Making a Movie that No One Wants to Hear About
Opening Helen’s world through sound and vibration
We asked Rachel what her experience was like – bringing together a cast, crew and story on such a taboo subject.
“The first issue I faced initially was people just not getting it — when I would tell the story of the film, most would recoil in horror and ask: “Why would you want a picture of a dead baby?” I would ask them back: “Why wouldn’t you want a picture of a family member? A daughter, son, cousin, grandchild? It’s still loved, wanted. He/she just happens not to be around for long.” That usually opened people’s minds, but there were and still are a few that found it morbid, or just too sad to consider. I imagine for them there is some personal history that makes it hard to contemplate. Getting really clear on the “why” of the story was a big one for me — this is the photographer's story. It’s about a woman who, for her own personal reasons, her own personal history with loss, gives the gift of her time and talent to another family in pain. She holds the space for them, and by doing so, offers them comfort, and for the father, offers a way into connecting with his son. It comes at a cost to her, it’s uncomfortable and scary. And she is bold, gentle and most of all, present. This is what I hope people will take away from the film. We can all be present for those in pain. It’s rewarding. I promise you.”
My biggest takeaway – Work with people who know more than you do and learn.

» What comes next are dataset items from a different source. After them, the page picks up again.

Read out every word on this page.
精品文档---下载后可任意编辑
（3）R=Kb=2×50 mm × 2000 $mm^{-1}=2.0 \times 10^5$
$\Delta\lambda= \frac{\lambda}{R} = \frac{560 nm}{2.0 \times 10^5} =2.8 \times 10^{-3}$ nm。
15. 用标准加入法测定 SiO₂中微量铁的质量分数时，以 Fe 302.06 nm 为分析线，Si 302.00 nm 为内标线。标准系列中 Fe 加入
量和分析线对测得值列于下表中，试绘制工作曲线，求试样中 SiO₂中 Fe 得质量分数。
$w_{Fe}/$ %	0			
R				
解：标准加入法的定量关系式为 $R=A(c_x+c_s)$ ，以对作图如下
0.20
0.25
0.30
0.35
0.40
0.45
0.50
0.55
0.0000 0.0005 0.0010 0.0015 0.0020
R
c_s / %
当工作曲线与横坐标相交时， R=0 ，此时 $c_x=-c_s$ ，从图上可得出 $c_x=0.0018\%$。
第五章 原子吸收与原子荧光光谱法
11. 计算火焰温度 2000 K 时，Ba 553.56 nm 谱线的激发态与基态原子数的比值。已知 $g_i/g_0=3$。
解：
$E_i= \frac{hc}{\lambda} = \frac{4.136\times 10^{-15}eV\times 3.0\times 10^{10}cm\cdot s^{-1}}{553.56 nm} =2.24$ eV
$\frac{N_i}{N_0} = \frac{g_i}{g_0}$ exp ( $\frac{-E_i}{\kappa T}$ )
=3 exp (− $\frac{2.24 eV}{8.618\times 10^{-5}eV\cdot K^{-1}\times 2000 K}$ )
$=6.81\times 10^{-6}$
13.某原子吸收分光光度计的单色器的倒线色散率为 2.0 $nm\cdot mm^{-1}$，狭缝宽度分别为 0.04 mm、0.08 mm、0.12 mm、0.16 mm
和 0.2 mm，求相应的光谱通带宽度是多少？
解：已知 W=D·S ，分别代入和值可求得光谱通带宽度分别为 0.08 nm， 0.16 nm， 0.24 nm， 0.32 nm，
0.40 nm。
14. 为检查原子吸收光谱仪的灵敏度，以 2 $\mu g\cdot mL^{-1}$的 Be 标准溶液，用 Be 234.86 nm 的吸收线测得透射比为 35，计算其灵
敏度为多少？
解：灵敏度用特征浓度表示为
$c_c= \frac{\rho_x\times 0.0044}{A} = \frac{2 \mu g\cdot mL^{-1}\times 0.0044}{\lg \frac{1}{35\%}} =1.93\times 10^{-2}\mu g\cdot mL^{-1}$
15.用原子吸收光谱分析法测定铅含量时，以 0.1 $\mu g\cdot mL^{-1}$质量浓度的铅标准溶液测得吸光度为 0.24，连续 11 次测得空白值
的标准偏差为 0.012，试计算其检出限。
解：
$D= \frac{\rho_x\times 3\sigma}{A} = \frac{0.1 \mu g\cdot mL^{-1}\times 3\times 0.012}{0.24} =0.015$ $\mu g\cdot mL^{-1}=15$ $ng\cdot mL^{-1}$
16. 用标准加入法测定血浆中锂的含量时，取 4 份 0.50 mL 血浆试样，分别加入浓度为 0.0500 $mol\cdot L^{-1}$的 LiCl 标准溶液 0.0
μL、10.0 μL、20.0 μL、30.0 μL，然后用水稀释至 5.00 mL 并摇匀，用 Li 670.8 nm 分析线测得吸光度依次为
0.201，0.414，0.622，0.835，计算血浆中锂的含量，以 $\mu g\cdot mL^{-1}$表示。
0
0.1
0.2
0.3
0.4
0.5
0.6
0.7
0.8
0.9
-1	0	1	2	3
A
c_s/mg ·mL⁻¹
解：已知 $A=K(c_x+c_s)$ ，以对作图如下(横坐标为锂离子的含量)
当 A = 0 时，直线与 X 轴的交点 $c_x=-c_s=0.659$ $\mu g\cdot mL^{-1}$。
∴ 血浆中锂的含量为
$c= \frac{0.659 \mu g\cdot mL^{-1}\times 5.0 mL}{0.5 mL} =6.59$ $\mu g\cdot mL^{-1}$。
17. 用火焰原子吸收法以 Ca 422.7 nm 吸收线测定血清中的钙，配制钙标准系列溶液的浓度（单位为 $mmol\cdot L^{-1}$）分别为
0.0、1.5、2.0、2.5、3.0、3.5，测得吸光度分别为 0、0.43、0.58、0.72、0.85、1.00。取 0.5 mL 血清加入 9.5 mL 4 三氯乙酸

I learned so much from Kate Baxter and Eve Cohen. Both guided me through various processes I was a novice at, and gave me the space to find my voice as a writer and a director, without ever taking over. Both connected with the script personally too, and both have been my cheerleaders and champions. Interviewing potential crew members was fascinating! It’s so important to vet people, not just go on your gut feeling and whether or not you connect with them, or like them. I didn’t have any real direct contact with Heather over the casting process — other than a first meet. I was stunned at the high profile names she suggested - mainly because in the States, there is almost no way we would have been able to even get the script to them, the agents/casting directors in the US are hardcore gatekeepers. Here in the UK, there is an openness to working on smaller projects if it sparks something, and to nurture people like me who are pivoting from one medium to another, from one role to another.
We were so lucky to get all of our cast - each actor brought something unique and deep to their roles, and I mostly just stayed out of their way. Sule was the last to join the team, and to be honest, I really didn’t think he was going to accept the offer, mainly because he was doing a show at the Royal Court at the time, and I imagined he wouldn’t want to spend his day off on set. I am so glad he did! He’s a gorgeous presence in any room, collaborative and vulnerable. He had great chemistry with Caitlin and Rhea as you can see from the film. Working through the edit was a huge joy - this is a quiet film, really digging deep into the moment by moment work of the actors. We combed through the film about 7 or 8 times, I think — making sure we captured every decision - to stay, to move, to speak, to look, to join, to leave, to exhale. Fabrizio and I found a common language, and when lockdown happened, we were still able to edit even remotely.”